A 45% spike in Thanksgiving Day broadband consumption tracked with holiday suspension of Zoom conferencing limits, emailed OpenVault Monday. Zoom lifted the 40-minute limit on free Zoom accounts for all meetings for an 18-hour period “so your family gatherings don’t get cut short.” Average broadband consumption per subscriber was 15.59 GB on Thanksgiving vs. 10.77 GB in 2019. The usage was 9.7% above that on the previous Thursday, it said.
Cyber Monday was on track to become the highest online spending day, said Adobe Analytics Monday, after Black Friday crushed records, soaring 22% to $9 billion. Black Friday was the No. 2 e-commerce day ever, lagging only Cyber Monday 2019. Consumers spent $3.6 billion via smartphones, a 25% increase and 40% of total online spending. Top-selling electronics were Apple's AirPods and Watch, Amazon Echo smart speakers and Samsung TVs. Best Buy advised customers of possible shipping delays, a situation stakeholders have been warning about.

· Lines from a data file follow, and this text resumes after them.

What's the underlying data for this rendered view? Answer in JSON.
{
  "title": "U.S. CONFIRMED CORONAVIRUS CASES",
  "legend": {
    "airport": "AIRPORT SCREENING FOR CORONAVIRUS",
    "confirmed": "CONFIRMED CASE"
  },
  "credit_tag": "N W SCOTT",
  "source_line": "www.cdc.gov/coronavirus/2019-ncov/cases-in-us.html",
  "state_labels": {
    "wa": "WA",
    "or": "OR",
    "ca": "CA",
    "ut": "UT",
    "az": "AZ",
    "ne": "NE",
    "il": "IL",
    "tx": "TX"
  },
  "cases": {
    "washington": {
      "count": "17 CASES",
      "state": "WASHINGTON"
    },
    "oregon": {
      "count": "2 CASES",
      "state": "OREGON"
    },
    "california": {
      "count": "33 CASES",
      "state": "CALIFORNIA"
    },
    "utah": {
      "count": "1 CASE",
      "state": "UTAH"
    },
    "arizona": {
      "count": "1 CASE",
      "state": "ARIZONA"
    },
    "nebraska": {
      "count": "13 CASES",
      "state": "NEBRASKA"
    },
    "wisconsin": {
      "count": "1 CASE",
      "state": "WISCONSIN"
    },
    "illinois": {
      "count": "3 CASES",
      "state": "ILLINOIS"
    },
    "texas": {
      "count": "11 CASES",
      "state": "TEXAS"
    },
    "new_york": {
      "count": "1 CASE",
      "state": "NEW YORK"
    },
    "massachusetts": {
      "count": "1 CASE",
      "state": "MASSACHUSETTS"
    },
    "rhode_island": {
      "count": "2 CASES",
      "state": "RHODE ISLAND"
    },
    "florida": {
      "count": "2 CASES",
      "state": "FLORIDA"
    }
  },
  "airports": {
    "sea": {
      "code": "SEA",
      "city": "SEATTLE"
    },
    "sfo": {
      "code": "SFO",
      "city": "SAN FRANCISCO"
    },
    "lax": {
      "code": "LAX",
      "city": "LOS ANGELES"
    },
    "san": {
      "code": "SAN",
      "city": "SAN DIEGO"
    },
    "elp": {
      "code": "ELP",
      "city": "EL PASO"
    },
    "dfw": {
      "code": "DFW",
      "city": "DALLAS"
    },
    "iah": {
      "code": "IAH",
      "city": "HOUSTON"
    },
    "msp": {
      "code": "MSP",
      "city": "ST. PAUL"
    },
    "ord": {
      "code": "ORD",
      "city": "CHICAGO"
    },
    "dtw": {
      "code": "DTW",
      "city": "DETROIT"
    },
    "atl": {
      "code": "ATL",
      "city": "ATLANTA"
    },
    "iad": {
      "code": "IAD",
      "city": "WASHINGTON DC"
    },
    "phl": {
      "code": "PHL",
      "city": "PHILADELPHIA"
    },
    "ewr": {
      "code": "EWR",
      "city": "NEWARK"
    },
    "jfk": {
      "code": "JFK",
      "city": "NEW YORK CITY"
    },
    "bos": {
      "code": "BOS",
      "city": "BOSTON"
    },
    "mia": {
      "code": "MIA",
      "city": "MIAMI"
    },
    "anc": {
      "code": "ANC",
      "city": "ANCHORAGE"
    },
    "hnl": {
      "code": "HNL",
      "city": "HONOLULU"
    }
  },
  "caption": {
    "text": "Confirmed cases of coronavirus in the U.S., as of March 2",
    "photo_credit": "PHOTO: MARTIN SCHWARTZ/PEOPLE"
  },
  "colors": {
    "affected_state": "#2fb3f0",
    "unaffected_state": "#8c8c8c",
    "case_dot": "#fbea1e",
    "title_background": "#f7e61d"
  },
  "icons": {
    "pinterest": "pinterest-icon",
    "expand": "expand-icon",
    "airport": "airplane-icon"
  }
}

The Supreme Court discussed what constitutes a computer crime, in a case concerning a former police officer who allegedly accepted a bribe to access license plate information. Nathan Van Buren is appealing a 2017 conviction on violations of the Computer Fraud and Abuse Act. SCOTUS received briefs from groups concerned about Van Buren’s interpretation of the law and what it could mean for privacy, said Justice Samuel Alito during Monday’s oral argument in Van Buren v. U.S. Government employees and citizens could potentially access highly personal information to make money, break the law or harass people if Van Buren prevails, groups said. In response to a question from Alito, Van Buren’s attorney Jeffrey Fisher said Congress wasn’t concerned about that when passing CFAA, only computer hacking, though lawmakers may want to regulate or criminalize the activity Alito described. The statute is designed to cover “serious breaches of trust,” like looking up personal information without authorization, said Deputy Solicitor General Eric Feigin. Before the court is whether a person authorized to access information on a computer for certain purposes violates CFAA if that user accesses “the same information for an improper purpose.” Justice Clarence Thomas questioned the distinctions Fisher tried to make. Thomas used the example of a car rental employee using GPS information to track a spouse rather than a vehicle, asking whether that would be a violation. The car rental employee is entitled to the GPS information, though there may be a breach of company policy, said Fisher: The question is whether the user is entitled to obtain the information. Justice Elena Kagan said a key question is what “so” means in the statute, referencing its definition of “exceeds authorized access,” which refers to information the “accesser is not entitled so to obtain or alter.” Fisher says it means “by accessing a computer,” she said, while Feigin said it means “by using your access.” Fisher has a point, Kagan said: “He is saying that what that prevents is using the statutes as to cases where you could obtain the information in a nondigital manner.”